Phablets and Table PC: Breaking the PC Mold

Two new buzzwords emerging from CES this year are “phablets” and Table PCs – two new technologies that NPD DisplaySearch Analyst Richard Shimaddresses in his recent blog post entitled “Phablets and Table PC: Breaking the PC Mold”

In this post, Shim talks about the blurring of the lines between types of devices, which are becoming increasingly more difficult to define, observing that this year’s CES was noteworthy from a device perspective because of designs that defied or pushed the limits of convention. In the smartphone market, the emerging and size-defying “phablet” category had some new entrants that are testing the screen size boundaries of a phone while the all-in-one desktop market is also pushing design and usage models with new table PCs

Panasonic Previews Huge 20-inch Tablet Computer

During the opening keynote address at the International Consumer Electronics Show (CES) in Las Vegas, Nevada, Panasonic Corporation announced development of a new 4K Tablet with a 20-inch 4K IPS Alpha LCD and a high precision pen. It is expected to significantly enhance the way Architects, Engineers and Construction (AEC) professionals view and interact with digital drawings.

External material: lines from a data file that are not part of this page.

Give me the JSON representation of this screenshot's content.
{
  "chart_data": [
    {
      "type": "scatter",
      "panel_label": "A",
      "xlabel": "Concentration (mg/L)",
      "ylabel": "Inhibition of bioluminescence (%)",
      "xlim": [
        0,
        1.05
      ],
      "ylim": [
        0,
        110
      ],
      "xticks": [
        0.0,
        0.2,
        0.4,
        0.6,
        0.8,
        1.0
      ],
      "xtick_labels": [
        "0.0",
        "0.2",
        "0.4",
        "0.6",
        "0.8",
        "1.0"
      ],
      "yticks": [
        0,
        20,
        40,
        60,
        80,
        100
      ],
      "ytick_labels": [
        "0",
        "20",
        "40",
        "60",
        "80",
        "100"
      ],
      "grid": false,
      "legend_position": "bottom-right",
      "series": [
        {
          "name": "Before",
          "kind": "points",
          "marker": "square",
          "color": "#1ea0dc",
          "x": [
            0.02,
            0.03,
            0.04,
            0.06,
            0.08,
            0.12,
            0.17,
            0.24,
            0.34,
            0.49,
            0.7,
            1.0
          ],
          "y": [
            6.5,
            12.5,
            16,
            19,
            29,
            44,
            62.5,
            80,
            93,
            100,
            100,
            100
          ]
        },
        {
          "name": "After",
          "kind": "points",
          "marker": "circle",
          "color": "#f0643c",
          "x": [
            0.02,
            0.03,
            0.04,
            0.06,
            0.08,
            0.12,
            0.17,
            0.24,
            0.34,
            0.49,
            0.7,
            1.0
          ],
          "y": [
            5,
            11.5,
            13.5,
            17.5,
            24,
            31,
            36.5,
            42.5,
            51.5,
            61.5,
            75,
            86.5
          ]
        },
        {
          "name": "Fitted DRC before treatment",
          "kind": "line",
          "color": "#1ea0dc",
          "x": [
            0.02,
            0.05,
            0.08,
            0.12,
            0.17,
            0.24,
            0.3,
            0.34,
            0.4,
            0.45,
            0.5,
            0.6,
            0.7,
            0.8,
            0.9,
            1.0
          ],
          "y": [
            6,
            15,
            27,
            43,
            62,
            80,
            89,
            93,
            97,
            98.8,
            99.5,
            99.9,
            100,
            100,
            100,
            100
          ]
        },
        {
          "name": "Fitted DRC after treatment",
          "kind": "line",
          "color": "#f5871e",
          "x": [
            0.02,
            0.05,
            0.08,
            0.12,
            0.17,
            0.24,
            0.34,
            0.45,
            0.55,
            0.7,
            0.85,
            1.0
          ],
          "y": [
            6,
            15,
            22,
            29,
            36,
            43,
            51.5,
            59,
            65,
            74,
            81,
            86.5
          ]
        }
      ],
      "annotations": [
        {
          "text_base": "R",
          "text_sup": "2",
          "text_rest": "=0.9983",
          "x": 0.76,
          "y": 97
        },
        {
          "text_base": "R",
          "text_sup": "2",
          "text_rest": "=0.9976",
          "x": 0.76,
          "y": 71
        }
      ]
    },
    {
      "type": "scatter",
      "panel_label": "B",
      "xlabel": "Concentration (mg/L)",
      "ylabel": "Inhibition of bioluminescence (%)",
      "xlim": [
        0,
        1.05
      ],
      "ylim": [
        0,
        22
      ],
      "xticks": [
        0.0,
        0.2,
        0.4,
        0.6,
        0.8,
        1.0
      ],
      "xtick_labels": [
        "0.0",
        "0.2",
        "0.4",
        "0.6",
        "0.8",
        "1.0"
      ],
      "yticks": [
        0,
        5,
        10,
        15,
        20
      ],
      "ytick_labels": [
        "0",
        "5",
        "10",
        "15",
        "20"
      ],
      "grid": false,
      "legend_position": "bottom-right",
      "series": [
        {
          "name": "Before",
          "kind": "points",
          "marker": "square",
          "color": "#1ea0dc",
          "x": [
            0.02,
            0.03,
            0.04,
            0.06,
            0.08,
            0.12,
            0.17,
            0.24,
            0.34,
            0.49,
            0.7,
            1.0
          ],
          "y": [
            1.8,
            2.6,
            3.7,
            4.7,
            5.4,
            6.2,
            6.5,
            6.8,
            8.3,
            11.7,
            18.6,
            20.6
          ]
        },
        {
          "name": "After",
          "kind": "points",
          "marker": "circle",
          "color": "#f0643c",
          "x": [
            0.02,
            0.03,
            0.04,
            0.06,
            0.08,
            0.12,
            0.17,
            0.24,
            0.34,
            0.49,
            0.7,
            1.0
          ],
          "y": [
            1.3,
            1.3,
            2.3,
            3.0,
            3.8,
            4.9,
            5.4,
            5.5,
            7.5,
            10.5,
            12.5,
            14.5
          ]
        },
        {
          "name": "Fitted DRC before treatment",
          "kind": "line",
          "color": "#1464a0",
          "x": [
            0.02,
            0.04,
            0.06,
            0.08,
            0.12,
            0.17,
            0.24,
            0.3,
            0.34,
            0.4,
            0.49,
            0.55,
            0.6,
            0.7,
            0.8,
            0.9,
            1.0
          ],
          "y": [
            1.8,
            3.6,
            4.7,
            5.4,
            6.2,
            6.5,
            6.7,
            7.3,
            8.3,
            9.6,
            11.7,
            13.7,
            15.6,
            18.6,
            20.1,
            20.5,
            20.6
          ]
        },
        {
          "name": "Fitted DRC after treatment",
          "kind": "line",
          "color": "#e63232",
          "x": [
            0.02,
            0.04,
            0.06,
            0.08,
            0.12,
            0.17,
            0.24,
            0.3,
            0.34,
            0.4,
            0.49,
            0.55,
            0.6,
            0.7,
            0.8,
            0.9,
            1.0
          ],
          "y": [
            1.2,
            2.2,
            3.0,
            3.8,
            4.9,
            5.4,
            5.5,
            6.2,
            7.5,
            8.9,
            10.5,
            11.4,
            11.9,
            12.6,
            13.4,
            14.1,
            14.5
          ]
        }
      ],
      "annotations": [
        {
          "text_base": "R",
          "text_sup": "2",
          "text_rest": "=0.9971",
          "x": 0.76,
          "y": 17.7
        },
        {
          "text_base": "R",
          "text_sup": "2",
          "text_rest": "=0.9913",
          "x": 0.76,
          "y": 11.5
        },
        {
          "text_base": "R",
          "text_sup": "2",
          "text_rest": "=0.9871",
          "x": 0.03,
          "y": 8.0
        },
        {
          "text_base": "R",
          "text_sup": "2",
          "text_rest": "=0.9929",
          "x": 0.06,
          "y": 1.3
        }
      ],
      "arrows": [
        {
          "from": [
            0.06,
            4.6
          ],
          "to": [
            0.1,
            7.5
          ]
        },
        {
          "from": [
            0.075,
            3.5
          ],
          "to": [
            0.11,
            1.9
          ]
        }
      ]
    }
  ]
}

Targeted to become available later this year, the jumbo-sized tablet’s 20-inch IPS Alpha LCD panel contains more than four times the resolution of Full High Definition. Powered by an Intel Core i5 processor, it leverages the touch capabilities of Windows 8 and includes a precision digital pen for making notes on the panels screen. This lightweight and less than an half inch thick tablet is slim, portable and touted as representing the future of design review, bid, estimation, RFI response, and plan room access to drawing sets.

The Panasonic 4K tablet is on display through January 11th at CES in Panasonic booth C9806.